I should probably confess, before we go any further, that I’ve gotten a little bored of the zombie renaissance. I loved the first few collections of The Walking Dead comic. I loved it when Romero came back and gave us a new Living Dead movie. I watched Shaun of the Dead the night before I got married. For a while there, I very much hearted zombies. It was The Walking Dead TV show that finally killed the genre off for me. Over the series, I saw the zombie pushed to one side and replaced as the main threat by a succession of mean men with gangs.

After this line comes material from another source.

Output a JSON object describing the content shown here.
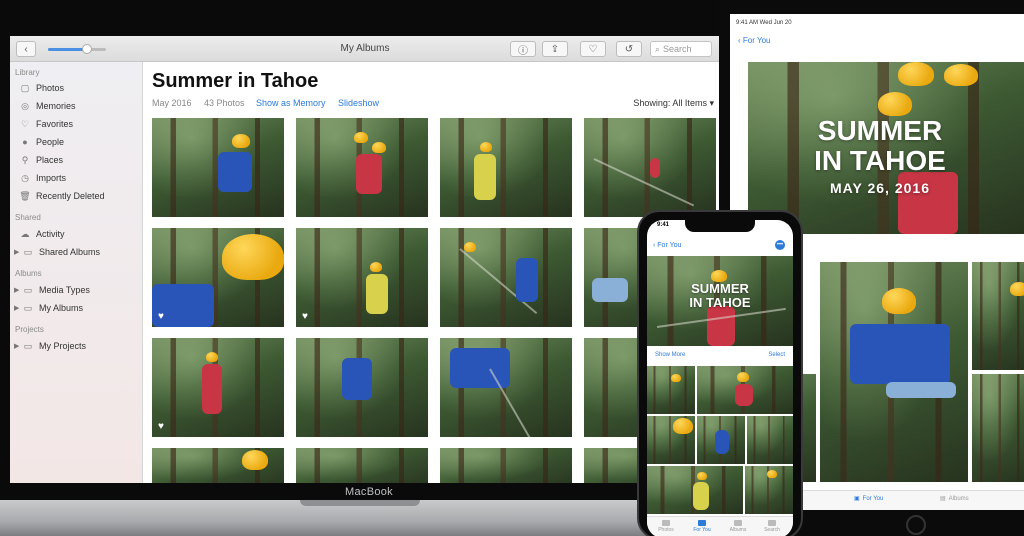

I really got into the first three series of that show. The second and third series, in particular, were a must see fixture of my week. But, after a while, I found myself starting to get a bit bored. I mean, they’re basically just playing Zombie Tag, right? You have to run to a base to be safe from being tagged and turning zombie, but if too many people get onto a base it collapses, meaning you have to run onto the next one.
Sure, they can amp up the violence and the soap opera twists, but that’s the pattern I feel the show has gotten stuck in over the past few years. Run, safe, paranoia, zombie attack, run. The poor old zombies barely even get a look in now. From what I can make out, the main thing to be afraid of now this year is sporting equipment.
The other problem is that The Walking Dead, like a lot of other zombie related stories out there now, plays it so straight faced all the time. Half the time the people in a zombie story seem to have never even heard of a zombie before the apocalypse happens. Surely, by now, we should be getting characters running into zombie filled streets and lamenting about how good they were at Resident Evil 2.
Then again…maybe I’ve missed the point of all this. Look at how I caught this bloody virus. People get sick and they still come into work. They decide that either they’ve got something to prove or that they don’t want to squander their precious sick days, so they come into work still ill. Day after day. Working themselves into the ground. Making themselves feel worse. Spreading their germs around the place as they sneeze and hack them past their stiff upper lips.
Oh my God, that’s it, isn’t it? That’s how the zombie plague will really spread. Not with some monkey forced to watch a lot of loud television in one sitting. Not with evil corporations conducting experiments or strange stories of graves being found empty across middle America. No, it will spread when the jobsworth people get bitten on the bus or the train one night. They’ll shrug it off, pound back a dissolvable aspirin and go into work the next day. They’ll joke about it as they grow paler and reassure everyone that they’re using the antibacterial stuff as much as they can, only it’ll make no difference. It will be too late. They’ll be looking at their colleagues and wondering what their brains taste like. It won’t take long for the virus to get loose. It won’t take long for the world to swept away by a tidal wave of pale faced, stressed out office staff and shop workers. The Walking Disenfranchised.
Holy hell! Where are those throat sweets? I need to get myself fighting fit and start practicing with that crossbow. We don’t have long!